ECE2023 Eposter Presentations Adrenal and Cardiovascular Endocrinology (124 abstracts)
1University of Georgia, Tbilisi, Georgia; 2Israeli-Georgian Medical Research Centre Healthycore, Endocrinology, Tbilisi, Georgia
A patient, 24 y/o male, presented with the regular occurrence of severe hypertension for past two years: 150-170/100 mmHg. He complained of occasional vertigo, fatigue, and rare muscle cramps. The laboratory findings showed marked hypokalemia2.7 mmol/l. Thyroid function tests, creatinine, magnesium levels were normal. Heart US showed septal thickening. He had been taking spironolactone 50 mg/day according to the prescription of his cardiologist for the last 2 weeks.

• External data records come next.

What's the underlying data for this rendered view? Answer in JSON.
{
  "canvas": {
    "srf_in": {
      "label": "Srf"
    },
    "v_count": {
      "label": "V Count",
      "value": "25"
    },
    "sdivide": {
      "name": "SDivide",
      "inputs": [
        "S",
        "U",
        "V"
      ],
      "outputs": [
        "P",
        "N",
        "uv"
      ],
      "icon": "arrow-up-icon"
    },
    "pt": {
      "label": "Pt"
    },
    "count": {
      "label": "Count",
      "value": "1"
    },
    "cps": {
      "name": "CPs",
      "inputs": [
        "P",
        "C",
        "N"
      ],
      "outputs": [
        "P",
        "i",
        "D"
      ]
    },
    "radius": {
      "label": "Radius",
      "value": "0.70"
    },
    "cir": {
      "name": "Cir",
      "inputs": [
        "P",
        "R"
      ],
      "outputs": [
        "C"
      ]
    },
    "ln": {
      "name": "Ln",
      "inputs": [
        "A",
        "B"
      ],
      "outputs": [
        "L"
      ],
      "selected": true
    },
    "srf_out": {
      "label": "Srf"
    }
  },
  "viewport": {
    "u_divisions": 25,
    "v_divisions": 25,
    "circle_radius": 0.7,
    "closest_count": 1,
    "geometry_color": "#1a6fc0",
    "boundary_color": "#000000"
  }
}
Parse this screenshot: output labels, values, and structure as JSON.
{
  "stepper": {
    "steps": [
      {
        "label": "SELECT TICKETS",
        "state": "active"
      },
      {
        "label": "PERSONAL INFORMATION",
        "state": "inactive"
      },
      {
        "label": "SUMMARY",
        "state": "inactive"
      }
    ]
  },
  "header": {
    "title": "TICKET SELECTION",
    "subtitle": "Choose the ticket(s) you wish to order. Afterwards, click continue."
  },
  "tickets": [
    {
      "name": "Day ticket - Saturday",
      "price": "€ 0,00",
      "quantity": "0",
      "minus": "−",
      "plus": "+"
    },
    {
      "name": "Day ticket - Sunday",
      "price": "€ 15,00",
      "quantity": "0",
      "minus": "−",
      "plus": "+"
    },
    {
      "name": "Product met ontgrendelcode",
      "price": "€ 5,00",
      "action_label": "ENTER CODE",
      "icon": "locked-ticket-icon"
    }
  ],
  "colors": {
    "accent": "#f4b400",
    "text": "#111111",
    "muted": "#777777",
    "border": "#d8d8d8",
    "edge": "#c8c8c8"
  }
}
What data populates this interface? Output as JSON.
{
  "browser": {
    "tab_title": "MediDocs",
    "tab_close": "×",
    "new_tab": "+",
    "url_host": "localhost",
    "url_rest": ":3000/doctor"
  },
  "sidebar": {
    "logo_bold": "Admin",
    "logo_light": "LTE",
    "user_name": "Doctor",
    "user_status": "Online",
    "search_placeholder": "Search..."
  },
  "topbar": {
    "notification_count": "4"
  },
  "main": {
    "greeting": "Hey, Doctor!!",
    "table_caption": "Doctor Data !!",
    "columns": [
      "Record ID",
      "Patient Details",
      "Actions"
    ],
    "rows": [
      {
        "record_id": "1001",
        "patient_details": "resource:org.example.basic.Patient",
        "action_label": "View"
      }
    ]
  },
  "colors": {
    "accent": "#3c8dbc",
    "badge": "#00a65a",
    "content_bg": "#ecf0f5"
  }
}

Based on patients history, clinical presentation, and lab findings, primary aldosteronism was suspected. We recommended withdrawing spironolactone and temporarily replacing it with verapamil and measuring the levels of aldosterone and renin in 4 weeks after withdrawal. The levels of aldosterone and renin were measured after a month of withdrawal of spironolactone. Renin levels were completely suppressed: <1 ng/l (normal range 1.7-23.9 ng/l), and the aldosterone/renin ratio was markedly increased: >218. Aldosterone levels were borderline elevated: 218 ng/l (normal range 11.7-236 ng/l), probably due to hypokalemia which could not be fixed even with a high-dose potassium therapy. We did not conduct confirmatory tests as diagnosis of primary aldosteronism was evident. The CT scan with contrast was performed that revealed 1 cm adenoma in the left adrenal gland. Due to patients young age, presence of hypertension, hypokalemia and high aldosterone/renin ratio, the diagnosis of Conns syndrome (primary aldosteronism caused by aldosterone-producing adenoma) was indubitable. AVS was not recommended. The patient had been prepared for surgery with 50 mg spironolactone therapy. His potassium was normal and blood pressure normalized after 2 weeks of spironolactone therapy. A laparascopic adrenalectomy was performed in September 2022. Spironolactone was withdrawn after the surgery. Potassium level in blood in two weeks postoperatively was 4.7 mmol/l, blood pressure decreased (120/75 mmHg to 130/90 mmHg). Prompt improvement in blood pressure indicates that most probably he had short duration of aldosteronism and process was completely reversible. He was recommended to monitor his blood pressure regularly without any additional treatment.